BrdU IHC Kit

Catalog No. ABIN955804

Product Details

Target: BrdU (Bromodeoxyuridine (BrdU))

Application: Immunohistochemistry (IHC)

Components: Trypsin Enzyme Conc., 4x: 3 mL
Trypsin Dilution Buffer: 12 mL
Denaturing Solution: 6 mL
Blocking Buffer: 6 mL
Detection Antibody (biotinylated & prediluted): 6 mL
Streptavidin-HRP Conjugate (prediluted): 6 mL
Substrate Reaction Buffer: 6 mL
DAB Concentrate: 0.3 mL
Hematoxylin Counterstain: 6 mL
Mounting Media: 6 mL
5 Control Slides: Intestinal tissue from mouse injected with BrdU. 1 x Positively stained, 4 x Unstained,
The material in this kit is sufficient to run 50 slides. The average test area is defined as a circle around the tissue with an approximate diameter of 2 cm.

Trypsin is only required if using formalin fixed tissues. If the tissues are fixed in alcohol, trypsin digestion is not required.

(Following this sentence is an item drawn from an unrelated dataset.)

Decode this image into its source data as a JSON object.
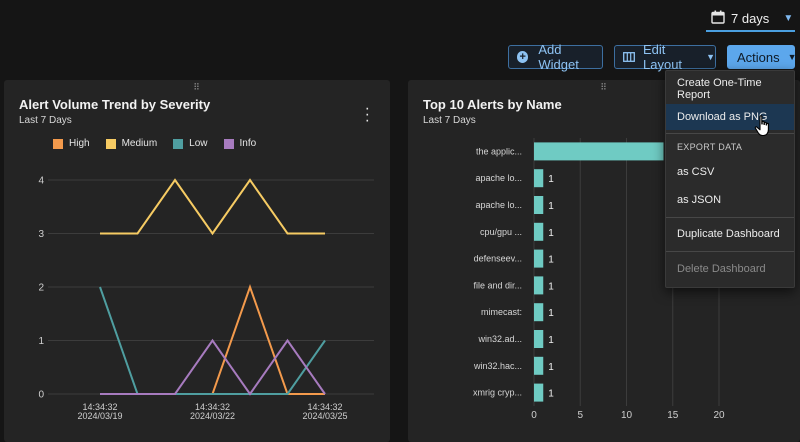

Material not included: Hydrogen peroxide (30% solution) for quenching endogenous peroxidase activity
Phosphate buffered saline (PBS) solution
Distilled water
Ethyl alcohol
Xylene
Coverslips
Bromodeoxyuridine (BrdU)
Methanol

Application Details

Restrictions: For Research Use only

Handling

Format: Liquid

Precaution of Use: Wearing of latex or rubber gloves is recommended when running this kit, especially avoid contact of DAB reagent with skin and clothes.

Storage: -20 °C

Storage Comment: Upon receipt, store the entire kit at -20°C. Once the kit is thawed, you may keep at 4°C for 5 days. For long term storage, it is recommended you aliquot and freeze the components at -20°C, particularly the Streptavidin-HRP Conjugate, the Detection Antibody and the Trypsin Concentrate.

Target Details

Target: BrdU (Bromodeoxyuridine (BrdU))

Alternative Name: BrdU (BrdU Products)

Target Type: Chemical

Background: A non-isotopic immunohistochemical staining for the localization of DNA synthesis and cell proliferation. Evaluation of cell cycle progression is essential for investigations in many scientific fields. Measurement of [ 3 H] thymidine incorporation as cells enter S phase has long been the traditional method for the detection of cell proliferation. Subsequent quantification of [ 3 H] thymidine is performed by scintillation counting or autoradiography. This technique is slow, labor-intensive and has several limitations including the handling and disposal of radioisotopes and the necessity of expensive equipment. A well-established alternative to [ 3 H] thymidine uptake has been demonstrated by numerous investigators. In these methods BrdU, a thymidine analog, replaces [ 3 H] thymidine. BrdU is incorporated into newly synthesized DNA strands of actively proliferating cells. Following partial denaturation of double stranded DNA, BrdU is detected immunochemically allowing the assessment of the population of cells which are actively synthesizing DNA. The BrdU IHC Kit involves incorporation of BrdU into proliferating cells, in vivo or in vitro, and visual staining (dark brown nuclei) of these cells which is achieved using a biotinylated anti-BrdU antibody followed by Streptavidin-HRP Conjugate and diaminobenzidine (DAB) substrate.